The mechanism for wage payments is another problem, as widespread corruption hinders the proper use of financial resources. In 2018, the Ministry of Health recovered a total of $ 3 million in pay cheque over the previous 10 months by changing the method of payment from a deposit to an employee's bank account to a pay cheque delivered directly to their accounting office’s [1].

Discussion

The health service in Haiti

Availability of services is a problem in all health institutions in the country and current levels of health worker productivity are very low. An analysis of the efficiency with which health inputs are transformed into health services reveals that Haiti has very low technical efficiency scores compared to other low income countries [6]. Clinics are the most inefficient type of health facility and the inefficiency of other types of facilities health centers without beds, health centers with beds, and hospitals follows accordingly. Primary care units are therefore particularly inefficient. Other measures of efficiency at the hospital level, such as bed occupancy rates, confirm the low productivity of hospitals.

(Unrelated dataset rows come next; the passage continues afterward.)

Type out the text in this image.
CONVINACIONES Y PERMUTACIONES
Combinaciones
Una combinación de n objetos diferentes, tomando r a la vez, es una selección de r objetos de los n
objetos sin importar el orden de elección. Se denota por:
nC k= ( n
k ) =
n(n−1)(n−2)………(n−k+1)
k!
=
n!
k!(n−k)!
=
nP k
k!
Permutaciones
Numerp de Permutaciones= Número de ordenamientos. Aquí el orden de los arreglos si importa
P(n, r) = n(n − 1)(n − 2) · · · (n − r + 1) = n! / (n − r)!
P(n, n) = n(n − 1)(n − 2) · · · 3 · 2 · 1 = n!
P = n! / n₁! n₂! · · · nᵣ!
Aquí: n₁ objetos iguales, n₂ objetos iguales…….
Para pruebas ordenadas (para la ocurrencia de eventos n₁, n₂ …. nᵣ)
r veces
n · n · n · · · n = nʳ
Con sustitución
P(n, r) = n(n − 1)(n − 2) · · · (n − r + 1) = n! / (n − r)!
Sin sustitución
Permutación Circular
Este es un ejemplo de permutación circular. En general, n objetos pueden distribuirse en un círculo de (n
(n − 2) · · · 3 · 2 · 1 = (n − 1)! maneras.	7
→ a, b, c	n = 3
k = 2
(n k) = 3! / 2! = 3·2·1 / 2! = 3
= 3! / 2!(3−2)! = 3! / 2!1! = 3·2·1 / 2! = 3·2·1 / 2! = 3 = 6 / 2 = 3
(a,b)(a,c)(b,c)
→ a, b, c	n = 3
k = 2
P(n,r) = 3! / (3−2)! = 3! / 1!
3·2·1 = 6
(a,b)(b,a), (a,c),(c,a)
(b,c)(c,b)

Anna D Gage et al. observed that good quality primary care is accessible only to 23% of the population with 46% in urban areas and 5% in rural areas [11]. Approximately 90.6% of the population of Haiti lived within 5 km of a primary health care facility. Compared to other low income countries, Haiti has low coverage rates for basic services. For example, according to Haiti's 2012 Demographic and Health Survey, institutional delivery coverage was 37 per cent the average for low and middle income countries is 70.5 per cent, and the percentage of children under 24 months old who received the three diphtheria, tetanus and pertussis vaccine doses [7].

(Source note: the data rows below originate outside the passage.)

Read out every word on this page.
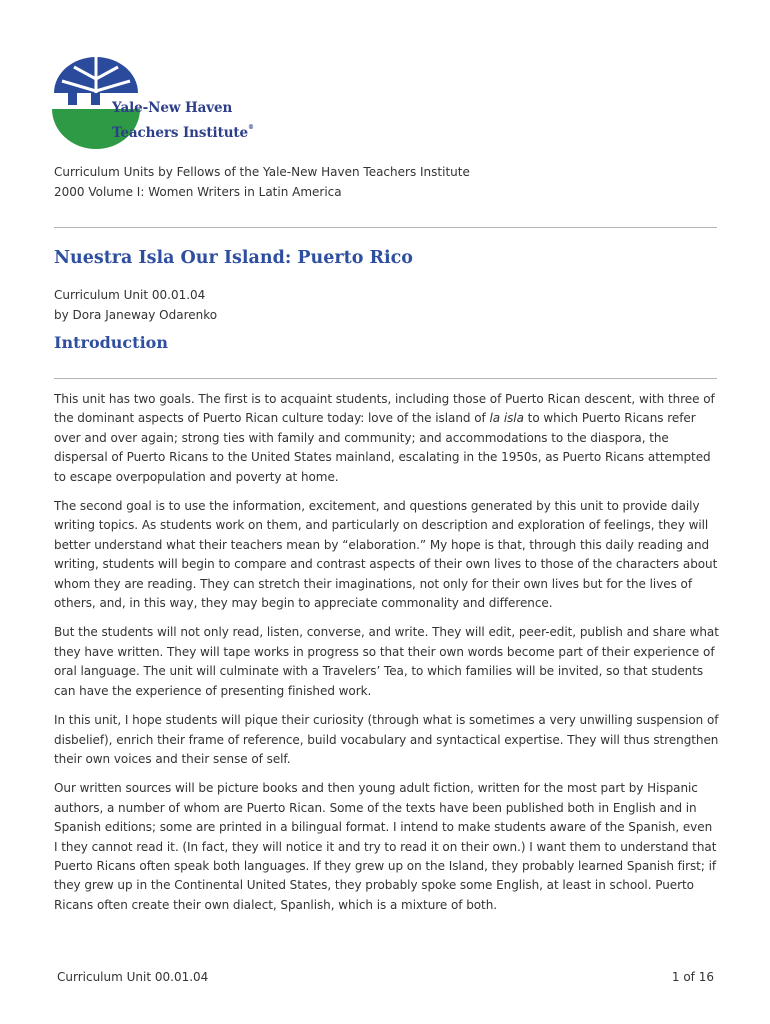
Yale-New Haven
Teachers Institute®
Curriculum Units by Fellows of the Yale-New Haven Teachers Institute
2000 Volume I: Women Writers in Latin America
Nuestra Isla Our Island: Puerto Rico
Curriculum Unit 00.01.04
by Dora Janeway Odarenko
Introduction

This unit has two goals. The first is to acquaint students, including those of Puerto Rican descent, with three of the dominant aspects of Puerto Rican culture today: love of the island of la isla to which Puerto Ricans refer over and over again; strong ties with family and community; and accommodations to the diaspora, the dispersal of Puerto Ricans to the United States mainland, escalating in the 1950s, as Puerto Ricans attempted to escape overpopulation and poverty at home.

The second goal is to use the information, excitement, and questions generated by this unit to provide daily writing topics. As students work on them, and particularly on description and exploration of feelings, they will better understand what their teachers mean by “elaboration.” My hope is that, through this daily reading and writing, students will begin to compare and contrast aspects of their own lives to those of the characters about whom they are reading. They can stretch their imaginations, not only for their own lives but for the lives of others, and, in this way, they may begin to appreciate commonality and difference.

But the students will not only read, listen, converse, and write. They will edit, peer-edit, publish and share what they have written. They will tape works in progress so that their own words become part of their experience of oral language. The unit will culminate with a Travelers’ Tea, to which families will be invited, so that students can have the experience of presenting finished work.

In this unit, I hope students will pique their curiosity (through what is sometimes a very unwilling suspension of disbelief), enrich their frame of reference, build vocabulary and syntactical expertise. They will thus strengthen their own voices and their sense of self.

Our written sources will be picture books and then young adult fiction, written for the most part by Hispanic authors, a number of whom are Puerto Rican. Some of the texts have been published both in English and in Spanish editions; some are printed in a bilingual format. I intend to make students aware of the Spanish, even I they cannot read it. (In fact, they will notice it and try to read it on their own.) I want them to understand that Puerto Ricans often speak both languages. If they grew up on the Island, they probably learned Spanish first; if they grew up in the Continental United States, they probably spoke some English, at least in school. Puerto Ricans often create their own dialect, Spanlish, which is a mixture of both.

Curriculum Unit 00.01.04	1 of 16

Health facilities need infrastructure and resources to function. Thus, the poor quality of services and facilities in Haiti reduces the use of services [4,12]. Out of 907 health facilities surveyed in Haiti, only 6% were fully prepared to provide minimum essential services: others were partially equipped with the necessary drugs (13%), equipment (54%) and infrastructure (7%). 1 Of the 38 hospitals that were treating critically ill patients, only 39% had such training [6].

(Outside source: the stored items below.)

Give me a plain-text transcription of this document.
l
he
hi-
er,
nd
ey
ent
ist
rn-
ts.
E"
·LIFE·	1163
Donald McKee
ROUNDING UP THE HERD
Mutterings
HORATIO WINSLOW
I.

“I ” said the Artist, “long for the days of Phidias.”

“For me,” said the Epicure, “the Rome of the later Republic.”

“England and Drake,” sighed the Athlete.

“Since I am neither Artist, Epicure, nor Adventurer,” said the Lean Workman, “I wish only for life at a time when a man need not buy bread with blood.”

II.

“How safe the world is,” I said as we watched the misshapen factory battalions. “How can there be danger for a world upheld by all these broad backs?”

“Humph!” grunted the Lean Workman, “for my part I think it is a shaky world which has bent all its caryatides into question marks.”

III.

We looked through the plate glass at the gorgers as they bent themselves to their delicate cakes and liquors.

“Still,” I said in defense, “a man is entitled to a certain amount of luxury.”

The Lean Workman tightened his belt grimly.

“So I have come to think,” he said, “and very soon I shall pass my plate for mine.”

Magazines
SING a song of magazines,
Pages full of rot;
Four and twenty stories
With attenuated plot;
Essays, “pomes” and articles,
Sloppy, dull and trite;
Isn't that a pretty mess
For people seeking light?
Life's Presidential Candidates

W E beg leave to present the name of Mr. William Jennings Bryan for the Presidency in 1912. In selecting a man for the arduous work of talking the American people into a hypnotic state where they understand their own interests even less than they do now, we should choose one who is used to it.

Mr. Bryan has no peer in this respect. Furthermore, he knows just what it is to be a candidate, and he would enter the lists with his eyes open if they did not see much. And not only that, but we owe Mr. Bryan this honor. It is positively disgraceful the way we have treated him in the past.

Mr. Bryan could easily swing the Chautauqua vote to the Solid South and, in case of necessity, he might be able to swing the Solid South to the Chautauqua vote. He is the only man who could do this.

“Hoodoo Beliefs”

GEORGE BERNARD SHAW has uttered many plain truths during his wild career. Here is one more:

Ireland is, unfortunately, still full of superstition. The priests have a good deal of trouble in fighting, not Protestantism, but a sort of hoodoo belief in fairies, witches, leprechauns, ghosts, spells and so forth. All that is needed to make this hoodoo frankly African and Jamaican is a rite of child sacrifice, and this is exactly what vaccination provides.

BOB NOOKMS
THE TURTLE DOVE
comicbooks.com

One of the reasons for the inefficiency of the facilities is the low productivity of the staff for example, medical staff see only six patients per day (less than one patient per hour) [13]. Productivity is also negatively affected by absenteeism, which contributes to the waste of approximately $ 3 million per year. A recent study of health facilities in three departments found that medical staff in primary health care facilities work only four hours a day but are actually paid full time (World Bank, USAID and MSPP 2013). Other key factors contributing to low productivity at the hospital level are poorly functioning referral systems and low utilization rates. The fact that the MSPP allocates 90% of its operating budget to staff costs means that operating budgets are too tight to ensure an adequate supply of essential medicines and equipment.

Conclusion

Access to medical care in Haiti remains a financial and logistical obstacle. Difficulty of geographical access often meant a travel day for patients seeking care, while limiting the ability of doctors and hospital staff to get to their place of work. On the other hand, the problem of infrastructure, organization and training leads to disparities in the population where the most vulnerable are the ones who pay the consequences. Investments in the health sector in Haiti should be oriented in the direction of these identified issues in order to rectify at least these 3 parameters.